Anyway, so back to me which is just how I like it, ask anyone who knows me and they will no doubt agree.
So ever since the day we moved into the house mum has treated Sandy and I like she used to when we were kids living with her a few decades ago. Sandy and I are struggling with this and really need help or suggestions in dealing with it. I have asked mum on several occasions not to clean my room, do my washing, put my washing away etc but she still insists on doing it. Whilst this is great for me as I work all day and think it's lovely to come home to, she makes such a big deal about it and takes great pleasure in telling others how much she does for me.
The thing is, mum is 71 years old and still very spritely but everyone keeps telling her she shouldn't be doing so much and I really think she is going for Mater status. I then continually am made to feel like I owe her so much for doing these chores for me.
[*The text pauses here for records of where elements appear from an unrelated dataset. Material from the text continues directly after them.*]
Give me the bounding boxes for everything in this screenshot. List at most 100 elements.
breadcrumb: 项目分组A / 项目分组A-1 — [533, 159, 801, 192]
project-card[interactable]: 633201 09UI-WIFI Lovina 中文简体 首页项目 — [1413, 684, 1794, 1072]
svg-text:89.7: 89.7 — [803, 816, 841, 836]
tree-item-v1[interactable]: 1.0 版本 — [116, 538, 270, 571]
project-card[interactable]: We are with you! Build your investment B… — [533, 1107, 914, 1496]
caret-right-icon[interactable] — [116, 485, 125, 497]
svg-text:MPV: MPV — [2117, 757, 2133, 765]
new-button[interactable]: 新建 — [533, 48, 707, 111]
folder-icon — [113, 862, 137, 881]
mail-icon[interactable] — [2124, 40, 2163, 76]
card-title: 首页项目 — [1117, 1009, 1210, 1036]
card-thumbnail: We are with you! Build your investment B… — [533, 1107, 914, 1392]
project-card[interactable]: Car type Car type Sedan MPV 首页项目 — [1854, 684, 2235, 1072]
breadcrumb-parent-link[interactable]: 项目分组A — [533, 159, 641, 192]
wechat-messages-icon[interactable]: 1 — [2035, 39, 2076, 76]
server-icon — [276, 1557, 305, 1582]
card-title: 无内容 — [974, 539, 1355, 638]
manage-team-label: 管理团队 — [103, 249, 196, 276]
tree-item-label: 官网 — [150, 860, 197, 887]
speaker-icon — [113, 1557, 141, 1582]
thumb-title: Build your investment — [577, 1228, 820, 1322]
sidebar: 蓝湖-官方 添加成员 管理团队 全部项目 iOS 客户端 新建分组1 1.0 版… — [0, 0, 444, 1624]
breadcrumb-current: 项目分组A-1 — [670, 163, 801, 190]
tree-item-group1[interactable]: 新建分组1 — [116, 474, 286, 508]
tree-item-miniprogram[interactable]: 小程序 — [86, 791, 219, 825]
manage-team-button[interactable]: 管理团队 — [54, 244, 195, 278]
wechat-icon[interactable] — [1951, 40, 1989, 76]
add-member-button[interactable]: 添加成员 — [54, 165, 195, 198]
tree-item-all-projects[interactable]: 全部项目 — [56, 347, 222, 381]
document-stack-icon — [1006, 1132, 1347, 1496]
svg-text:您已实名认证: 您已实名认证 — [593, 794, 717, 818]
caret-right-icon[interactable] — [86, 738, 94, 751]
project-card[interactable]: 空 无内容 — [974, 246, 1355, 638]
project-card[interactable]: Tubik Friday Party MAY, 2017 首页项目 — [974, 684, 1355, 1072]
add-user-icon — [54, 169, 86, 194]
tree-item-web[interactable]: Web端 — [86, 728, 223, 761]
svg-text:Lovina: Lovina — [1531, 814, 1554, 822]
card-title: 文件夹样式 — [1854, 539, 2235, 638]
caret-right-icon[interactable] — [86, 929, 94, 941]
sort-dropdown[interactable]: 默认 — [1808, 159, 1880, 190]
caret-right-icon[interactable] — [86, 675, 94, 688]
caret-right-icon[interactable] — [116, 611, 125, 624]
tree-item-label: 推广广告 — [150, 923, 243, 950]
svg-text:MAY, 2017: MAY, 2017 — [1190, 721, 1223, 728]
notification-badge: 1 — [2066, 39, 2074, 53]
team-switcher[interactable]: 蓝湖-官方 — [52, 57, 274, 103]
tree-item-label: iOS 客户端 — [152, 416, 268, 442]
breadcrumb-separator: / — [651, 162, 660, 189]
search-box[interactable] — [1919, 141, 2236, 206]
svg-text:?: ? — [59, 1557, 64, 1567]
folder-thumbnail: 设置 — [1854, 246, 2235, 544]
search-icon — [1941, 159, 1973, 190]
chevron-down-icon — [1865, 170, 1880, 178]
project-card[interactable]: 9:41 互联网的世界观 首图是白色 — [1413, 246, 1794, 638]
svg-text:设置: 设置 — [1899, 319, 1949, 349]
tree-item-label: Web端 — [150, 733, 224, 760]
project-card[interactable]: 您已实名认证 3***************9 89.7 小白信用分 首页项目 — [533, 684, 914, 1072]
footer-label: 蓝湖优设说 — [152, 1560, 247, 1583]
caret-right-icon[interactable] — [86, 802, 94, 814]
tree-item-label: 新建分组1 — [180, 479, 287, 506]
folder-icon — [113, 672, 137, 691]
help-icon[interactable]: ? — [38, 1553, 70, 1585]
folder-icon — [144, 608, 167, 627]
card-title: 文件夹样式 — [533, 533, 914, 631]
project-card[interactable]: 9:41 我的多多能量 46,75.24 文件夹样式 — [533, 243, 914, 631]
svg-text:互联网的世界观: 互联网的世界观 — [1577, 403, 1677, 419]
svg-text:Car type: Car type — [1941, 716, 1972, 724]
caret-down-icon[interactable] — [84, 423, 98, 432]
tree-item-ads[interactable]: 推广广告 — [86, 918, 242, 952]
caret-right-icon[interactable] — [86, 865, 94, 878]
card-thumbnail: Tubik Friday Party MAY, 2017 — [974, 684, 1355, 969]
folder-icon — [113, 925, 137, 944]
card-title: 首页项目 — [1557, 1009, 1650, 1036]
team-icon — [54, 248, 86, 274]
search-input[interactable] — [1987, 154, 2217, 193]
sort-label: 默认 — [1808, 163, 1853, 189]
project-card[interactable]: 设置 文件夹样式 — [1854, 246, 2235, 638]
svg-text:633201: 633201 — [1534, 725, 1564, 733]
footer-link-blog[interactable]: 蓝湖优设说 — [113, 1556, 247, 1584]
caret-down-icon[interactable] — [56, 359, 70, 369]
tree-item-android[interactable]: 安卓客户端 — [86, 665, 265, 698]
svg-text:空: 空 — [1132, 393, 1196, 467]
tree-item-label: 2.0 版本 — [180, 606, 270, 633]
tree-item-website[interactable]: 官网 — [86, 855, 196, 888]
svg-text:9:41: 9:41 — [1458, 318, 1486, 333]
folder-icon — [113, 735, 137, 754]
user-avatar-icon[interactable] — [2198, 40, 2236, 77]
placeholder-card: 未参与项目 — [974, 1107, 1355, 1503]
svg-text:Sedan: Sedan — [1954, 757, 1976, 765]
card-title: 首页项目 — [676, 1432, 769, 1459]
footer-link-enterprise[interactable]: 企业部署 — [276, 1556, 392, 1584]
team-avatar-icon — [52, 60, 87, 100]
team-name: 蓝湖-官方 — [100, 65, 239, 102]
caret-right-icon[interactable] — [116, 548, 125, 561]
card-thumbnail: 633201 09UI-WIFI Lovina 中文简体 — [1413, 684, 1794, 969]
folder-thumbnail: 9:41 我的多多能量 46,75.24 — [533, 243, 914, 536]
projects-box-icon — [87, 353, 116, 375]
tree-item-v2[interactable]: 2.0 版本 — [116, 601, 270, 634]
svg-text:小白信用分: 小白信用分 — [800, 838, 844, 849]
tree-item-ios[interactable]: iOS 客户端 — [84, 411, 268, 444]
I do do my fair share of the housework and cooking etc but as soon as I try to do anything for her she won't allow me. Sandy and mum are home all day as Sandy doesn't work.
I do love my mum very much and am so glad that she is finally living in Queensland with her blood family and no longer in Sydney with her 'Step family'. This has been a long time coming. Her 'step family' treated her very poorly after the death of her husband in January last year and she really wanted to come here to live.
I did sort her life out in Sydney earlier this year when she had major issues with an incompetent solicitor who was a friend of her husband's family who was supposed to organise probate etc so she could sell her house and move here.
I guess what I want to hear from others is how to go about making my mum realise that I am all grown up now and that she doesn't need to be cleaning my room etc etc without hurting her feelings.
An interesting blog I read this morning on why we tweet and blog.
http://www.sarahwilson.com.au/2010/06/is-this-why-you-blog-tweet-actually-why-do-you-blog-tweet/
Looking forward to all feedback, suggestions and comments.